Answer: \(x=-110^\circ,-70^\circ,10^\circ,50^\circ,130^\circ,170^\circ\).

Use the standard trigonometric identities and make sure the final angles are chosen from the interval given in the question.

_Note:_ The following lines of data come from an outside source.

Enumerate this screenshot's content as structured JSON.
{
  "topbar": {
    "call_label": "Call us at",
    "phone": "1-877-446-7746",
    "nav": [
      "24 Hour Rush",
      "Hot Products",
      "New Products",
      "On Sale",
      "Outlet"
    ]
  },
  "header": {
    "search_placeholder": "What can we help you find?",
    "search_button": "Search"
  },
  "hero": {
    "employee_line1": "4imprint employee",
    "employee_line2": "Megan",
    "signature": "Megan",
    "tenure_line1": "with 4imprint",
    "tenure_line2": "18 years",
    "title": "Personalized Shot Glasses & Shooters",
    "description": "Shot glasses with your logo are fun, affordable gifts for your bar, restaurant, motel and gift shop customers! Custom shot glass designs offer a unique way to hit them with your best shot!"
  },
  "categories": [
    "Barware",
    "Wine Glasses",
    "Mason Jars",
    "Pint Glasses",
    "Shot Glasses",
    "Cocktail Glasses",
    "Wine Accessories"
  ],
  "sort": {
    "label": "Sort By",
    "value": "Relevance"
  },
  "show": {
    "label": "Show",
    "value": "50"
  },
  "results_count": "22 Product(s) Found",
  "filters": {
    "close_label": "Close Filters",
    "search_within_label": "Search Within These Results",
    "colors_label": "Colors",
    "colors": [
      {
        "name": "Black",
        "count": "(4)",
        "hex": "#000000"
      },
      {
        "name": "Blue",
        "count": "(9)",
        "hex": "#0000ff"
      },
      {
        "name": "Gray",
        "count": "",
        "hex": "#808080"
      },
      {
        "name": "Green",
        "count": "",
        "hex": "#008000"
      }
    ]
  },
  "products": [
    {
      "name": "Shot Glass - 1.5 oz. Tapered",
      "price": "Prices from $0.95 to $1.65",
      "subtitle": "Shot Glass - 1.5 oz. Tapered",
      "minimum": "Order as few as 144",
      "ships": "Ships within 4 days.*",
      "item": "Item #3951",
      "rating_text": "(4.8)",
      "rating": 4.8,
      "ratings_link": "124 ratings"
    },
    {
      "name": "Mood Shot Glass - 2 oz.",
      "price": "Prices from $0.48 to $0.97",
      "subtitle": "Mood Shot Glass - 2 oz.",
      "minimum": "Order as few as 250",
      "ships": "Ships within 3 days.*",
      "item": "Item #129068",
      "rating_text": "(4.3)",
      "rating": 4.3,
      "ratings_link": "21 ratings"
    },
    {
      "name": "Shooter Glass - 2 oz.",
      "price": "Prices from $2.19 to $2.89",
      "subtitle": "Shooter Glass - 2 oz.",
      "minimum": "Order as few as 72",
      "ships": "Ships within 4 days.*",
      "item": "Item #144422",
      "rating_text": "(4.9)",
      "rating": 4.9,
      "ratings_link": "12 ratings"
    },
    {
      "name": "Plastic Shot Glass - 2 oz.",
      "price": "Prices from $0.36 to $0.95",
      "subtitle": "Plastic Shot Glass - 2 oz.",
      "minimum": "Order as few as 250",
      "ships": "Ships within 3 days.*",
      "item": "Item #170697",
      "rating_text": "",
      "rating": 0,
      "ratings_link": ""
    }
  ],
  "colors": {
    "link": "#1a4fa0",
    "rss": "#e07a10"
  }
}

Use \(1+\tan^2\theta=\sec^2\theta=\frac{1}{\cos^2\theta}\) and \(\tan^2\theta=\frac{\sin^2\theta}{\cos^2\theta}\).

Then

\(\frac{\sin\theta\tan^2\theta}{1+\tan^2\theta}=\frac{\sin\theta\cdot\frac{\sin^2\theta}{\cos^2\theta}}{\frac{1}{\cos^2\theta}}=\sin^3\theta.\)

Using this result with \(\theta=3x\), the equation becomes

\(\sin^3 3x=\frac18.\)

So

\(\sin3x=\frac12.\)

Since \(-180^\circ\leqslant x\leqslant180^\circ\),

\(-540^\circ\leqslant3x\leqslant540^\circ.\)

The solutions of \(\sin3x=\frac12\) in this interval are

\(3x=-330^\circ,-210^\circ,30^\circ,150^\circ,390^\circ,510^\circ.\)

Therefore

\(x=-110^\circ,-70^\circ,10^\circ,50^\circ,130^\circ,170^\circ.\)

This gives the required answer: \(x=-110^\circ,-70^\circ,10^\circ,50^\circ,130^\circ,170^\circ\).